There’s very little the average Philadelphia resident can do about this issue. Calling your city councilmembers won’t help, since they don’t decide holidays. But if you feel strongly about this issue, you could try to appeal to the mayor or one of the labor unions directly.
Philadelphia already recognizes Indigenous Peoples’ Day, but it’s mostly symbolic. Why? City Council cannot appoint official city holidays, but can only mark observances. (The difference: On official city holidays, services shut down; on others, business carries on as usual.)
In 2011, Council proposed and approved a resolution “recognizing and honoring the achievements, traditions and contributions of American Indians, also known as ‘Indigenous peoples’ of the City of Philadelphia.” Philadelphia’s first Indigenous Peoples’ Day was declared on Oct. 8, 2011, and falls on the first Saturday of every October after that. Yet, without the designation of an official city holiday, few know the recognition exists.
“There are 17 Council members, and any of them can introduce ceremonial proclamations on any topic at any time,” explains Joe Grace, director of communications for the Philadelphia City Council President’s Office. “But only the mayor’s office, in negotiations with its municipal workforce, has the authority to declare city holidays.”
Since those negotiations won’t happen until next year, Columbus Day remains in place, and its future unclear.
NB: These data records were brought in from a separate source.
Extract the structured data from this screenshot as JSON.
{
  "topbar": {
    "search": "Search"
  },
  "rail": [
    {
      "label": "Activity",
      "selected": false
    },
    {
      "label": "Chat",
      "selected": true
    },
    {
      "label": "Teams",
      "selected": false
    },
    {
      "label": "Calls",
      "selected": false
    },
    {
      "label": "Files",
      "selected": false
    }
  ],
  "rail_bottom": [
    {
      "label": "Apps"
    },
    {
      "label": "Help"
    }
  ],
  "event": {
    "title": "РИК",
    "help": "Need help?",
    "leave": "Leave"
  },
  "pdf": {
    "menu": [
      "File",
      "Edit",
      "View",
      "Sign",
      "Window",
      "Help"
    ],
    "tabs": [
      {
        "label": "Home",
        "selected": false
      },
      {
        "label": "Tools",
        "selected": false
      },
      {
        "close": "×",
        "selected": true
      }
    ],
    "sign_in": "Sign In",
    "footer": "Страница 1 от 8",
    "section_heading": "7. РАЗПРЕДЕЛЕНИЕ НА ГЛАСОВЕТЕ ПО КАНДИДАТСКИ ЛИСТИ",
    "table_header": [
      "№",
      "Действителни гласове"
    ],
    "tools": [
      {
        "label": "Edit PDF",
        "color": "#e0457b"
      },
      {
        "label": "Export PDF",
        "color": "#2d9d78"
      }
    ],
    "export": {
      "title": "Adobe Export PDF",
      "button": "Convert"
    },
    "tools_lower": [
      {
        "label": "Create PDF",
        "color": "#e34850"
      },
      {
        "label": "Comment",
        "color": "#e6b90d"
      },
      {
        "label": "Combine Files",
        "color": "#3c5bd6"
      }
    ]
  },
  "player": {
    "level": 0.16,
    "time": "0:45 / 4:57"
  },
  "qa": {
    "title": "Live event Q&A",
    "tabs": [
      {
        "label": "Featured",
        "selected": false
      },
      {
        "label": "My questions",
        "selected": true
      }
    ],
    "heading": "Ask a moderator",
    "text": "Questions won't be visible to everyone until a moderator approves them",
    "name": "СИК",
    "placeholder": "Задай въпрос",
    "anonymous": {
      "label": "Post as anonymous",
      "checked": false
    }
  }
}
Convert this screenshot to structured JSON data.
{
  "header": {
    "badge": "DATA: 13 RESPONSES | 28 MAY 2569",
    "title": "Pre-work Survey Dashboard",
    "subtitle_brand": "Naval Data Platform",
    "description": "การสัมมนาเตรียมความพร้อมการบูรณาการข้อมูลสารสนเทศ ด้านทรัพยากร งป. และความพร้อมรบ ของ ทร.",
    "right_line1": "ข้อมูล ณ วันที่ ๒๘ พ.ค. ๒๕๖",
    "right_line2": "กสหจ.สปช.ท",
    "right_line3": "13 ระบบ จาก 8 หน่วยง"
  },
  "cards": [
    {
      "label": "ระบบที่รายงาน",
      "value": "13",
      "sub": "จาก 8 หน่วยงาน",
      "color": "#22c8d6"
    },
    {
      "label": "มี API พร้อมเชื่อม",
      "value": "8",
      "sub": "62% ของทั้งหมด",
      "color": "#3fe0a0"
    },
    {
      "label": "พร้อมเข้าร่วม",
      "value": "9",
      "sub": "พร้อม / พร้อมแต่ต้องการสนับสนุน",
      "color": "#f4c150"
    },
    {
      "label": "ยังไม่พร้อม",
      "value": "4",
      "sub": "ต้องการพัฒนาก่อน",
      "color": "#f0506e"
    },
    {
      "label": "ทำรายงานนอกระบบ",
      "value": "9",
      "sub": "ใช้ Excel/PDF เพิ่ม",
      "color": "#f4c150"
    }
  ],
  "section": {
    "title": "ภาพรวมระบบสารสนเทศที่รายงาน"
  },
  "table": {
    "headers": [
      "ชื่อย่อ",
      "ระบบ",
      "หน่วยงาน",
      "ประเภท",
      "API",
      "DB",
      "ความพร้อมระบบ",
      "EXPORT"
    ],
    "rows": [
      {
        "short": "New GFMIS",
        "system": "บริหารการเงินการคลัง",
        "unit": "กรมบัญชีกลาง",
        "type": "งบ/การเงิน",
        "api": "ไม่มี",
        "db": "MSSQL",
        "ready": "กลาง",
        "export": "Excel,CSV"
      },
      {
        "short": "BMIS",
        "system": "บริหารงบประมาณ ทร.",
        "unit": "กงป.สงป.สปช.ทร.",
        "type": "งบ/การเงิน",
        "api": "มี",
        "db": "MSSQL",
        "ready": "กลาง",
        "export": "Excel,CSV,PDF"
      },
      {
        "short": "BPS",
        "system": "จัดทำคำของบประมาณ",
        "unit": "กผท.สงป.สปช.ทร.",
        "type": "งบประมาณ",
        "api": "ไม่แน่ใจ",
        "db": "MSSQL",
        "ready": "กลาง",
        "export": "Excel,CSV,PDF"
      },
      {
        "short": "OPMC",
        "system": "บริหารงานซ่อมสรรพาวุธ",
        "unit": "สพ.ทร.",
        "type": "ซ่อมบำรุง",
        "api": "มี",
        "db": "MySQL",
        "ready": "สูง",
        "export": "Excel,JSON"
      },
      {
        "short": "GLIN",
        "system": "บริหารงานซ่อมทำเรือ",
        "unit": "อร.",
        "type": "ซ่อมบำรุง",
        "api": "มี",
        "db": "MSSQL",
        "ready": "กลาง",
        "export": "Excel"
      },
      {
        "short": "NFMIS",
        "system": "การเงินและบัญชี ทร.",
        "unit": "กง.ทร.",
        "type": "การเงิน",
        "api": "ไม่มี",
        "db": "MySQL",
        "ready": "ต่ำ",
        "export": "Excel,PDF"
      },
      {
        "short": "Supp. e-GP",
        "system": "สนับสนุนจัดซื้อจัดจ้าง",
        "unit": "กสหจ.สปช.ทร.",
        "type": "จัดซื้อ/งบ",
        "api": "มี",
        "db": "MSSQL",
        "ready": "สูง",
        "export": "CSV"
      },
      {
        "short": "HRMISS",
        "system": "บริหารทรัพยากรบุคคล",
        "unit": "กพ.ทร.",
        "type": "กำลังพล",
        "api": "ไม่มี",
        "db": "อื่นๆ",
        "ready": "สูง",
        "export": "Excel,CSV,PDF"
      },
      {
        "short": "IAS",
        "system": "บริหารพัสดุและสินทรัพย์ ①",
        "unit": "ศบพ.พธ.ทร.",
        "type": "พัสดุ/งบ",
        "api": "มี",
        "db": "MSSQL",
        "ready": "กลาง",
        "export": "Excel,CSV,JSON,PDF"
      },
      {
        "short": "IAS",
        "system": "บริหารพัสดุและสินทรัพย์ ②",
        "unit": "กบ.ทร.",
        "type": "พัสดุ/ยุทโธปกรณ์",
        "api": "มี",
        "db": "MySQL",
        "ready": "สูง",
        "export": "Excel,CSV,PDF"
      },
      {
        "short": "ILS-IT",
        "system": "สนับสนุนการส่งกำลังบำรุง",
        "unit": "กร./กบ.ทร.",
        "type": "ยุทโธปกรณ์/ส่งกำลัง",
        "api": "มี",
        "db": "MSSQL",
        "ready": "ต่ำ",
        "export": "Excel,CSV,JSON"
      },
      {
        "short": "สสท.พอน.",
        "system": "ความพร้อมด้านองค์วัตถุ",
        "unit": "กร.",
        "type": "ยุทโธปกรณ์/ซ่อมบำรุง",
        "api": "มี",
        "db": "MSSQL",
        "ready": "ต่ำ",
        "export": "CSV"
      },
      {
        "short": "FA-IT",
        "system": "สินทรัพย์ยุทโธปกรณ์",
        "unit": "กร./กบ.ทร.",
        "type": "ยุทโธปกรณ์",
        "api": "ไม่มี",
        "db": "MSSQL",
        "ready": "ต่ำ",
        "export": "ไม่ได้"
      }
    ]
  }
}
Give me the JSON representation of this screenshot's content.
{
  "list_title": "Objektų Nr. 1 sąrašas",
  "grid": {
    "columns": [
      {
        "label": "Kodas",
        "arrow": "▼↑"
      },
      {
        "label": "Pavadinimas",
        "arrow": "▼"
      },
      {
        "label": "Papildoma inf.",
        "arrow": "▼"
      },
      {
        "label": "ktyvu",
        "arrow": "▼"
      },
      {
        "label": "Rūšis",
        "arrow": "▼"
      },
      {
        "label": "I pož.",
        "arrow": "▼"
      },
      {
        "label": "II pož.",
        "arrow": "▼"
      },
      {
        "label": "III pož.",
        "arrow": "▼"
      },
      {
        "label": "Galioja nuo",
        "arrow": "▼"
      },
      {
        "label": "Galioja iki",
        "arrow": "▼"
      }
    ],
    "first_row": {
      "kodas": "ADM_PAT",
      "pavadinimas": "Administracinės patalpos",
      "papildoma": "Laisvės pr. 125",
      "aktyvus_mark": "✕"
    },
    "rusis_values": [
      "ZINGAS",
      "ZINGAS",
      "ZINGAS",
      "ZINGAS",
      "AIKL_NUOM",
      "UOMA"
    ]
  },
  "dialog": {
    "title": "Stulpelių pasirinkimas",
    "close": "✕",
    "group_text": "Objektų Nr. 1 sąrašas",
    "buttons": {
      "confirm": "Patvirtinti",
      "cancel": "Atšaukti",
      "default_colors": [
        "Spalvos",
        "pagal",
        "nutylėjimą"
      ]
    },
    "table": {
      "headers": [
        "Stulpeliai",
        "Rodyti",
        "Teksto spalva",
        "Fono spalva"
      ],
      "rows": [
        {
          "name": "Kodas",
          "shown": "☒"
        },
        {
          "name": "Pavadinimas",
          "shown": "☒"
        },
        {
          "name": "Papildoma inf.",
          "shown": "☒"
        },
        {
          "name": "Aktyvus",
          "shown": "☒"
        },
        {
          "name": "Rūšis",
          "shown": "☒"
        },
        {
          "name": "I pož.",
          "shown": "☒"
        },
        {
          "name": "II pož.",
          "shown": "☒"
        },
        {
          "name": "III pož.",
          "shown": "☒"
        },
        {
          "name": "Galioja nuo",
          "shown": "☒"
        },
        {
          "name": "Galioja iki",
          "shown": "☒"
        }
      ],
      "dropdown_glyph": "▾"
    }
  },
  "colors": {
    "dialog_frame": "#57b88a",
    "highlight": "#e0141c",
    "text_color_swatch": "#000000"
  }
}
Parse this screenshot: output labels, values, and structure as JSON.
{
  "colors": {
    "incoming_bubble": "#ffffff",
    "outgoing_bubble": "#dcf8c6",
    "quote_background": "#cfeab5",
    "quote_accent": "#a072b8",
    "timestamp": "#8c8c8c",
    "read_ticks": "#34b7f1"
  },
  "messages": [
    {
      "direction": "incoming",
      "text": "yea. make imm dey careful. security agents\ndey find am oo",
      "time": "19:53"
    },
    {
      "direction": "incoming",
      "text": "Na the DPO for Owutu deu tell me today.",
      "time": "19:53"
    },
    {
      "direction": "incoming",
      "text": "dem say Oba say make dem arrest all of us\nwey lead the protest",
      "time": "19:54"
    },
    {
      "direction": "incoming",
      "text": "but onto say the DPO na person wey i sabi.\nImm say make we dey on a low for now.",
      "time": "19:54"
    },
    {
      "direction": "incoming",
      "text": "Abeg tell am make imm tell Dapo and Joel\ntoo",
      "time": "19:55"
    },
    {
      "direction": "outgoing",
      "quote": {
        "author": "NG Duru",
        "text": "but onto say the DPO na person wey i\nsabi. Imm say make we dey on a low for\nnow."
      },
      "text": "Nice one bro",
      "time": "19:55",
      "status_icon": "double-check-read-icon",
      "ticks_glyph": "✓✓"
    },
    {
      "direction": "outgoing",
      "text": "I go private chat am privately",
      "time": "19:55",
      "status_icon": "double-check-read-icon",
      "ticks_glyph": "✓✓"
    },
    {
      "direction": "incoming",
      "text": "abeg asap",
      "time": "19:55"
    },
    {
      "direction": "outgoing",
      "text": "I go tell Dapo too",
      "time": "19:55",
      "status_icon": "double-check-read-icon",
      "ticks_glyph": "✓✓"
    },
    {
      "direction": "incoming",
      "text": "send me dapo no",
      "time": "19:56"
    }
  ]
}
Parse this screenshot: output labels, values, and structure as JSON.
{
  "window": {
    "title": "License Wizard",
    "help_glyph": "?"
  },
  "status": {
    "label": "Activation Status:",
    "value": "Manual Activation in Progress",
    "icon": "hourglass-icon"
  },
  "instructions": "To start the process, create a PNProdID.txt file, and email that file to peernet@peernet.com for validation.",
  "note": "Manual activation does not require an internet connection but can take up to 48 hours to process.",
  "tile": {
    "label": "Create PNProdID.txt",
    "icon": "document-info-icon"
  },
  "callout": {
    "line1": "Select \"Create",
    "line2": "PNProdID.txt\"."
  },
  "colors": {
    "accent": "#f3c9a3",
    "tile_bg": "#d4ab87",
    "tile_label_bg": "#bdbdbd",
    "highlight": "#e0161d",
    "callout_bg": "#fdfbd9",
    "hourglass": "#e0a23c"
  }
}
“I don’t think anyone can predict how this will turn out, but there’s certainly ... a kind of moral force at work to rename and dissolve the mythic histories that have controlled our thinking about historical events,” says Matt Wray, an associate professor of sociology at Temple University whose research focuses on race and ethnicity. “Columbus is not only charged with being an enslaver but also an architect of racist genocide and a harbinger of massive land theft of Indigenous people.”
One change to the holiday you may see this year, however, is the absence of an organized Columbus Day Parade. Due to the pandemic, the city isn’t issuing permits for any events through at least the end of February 2021.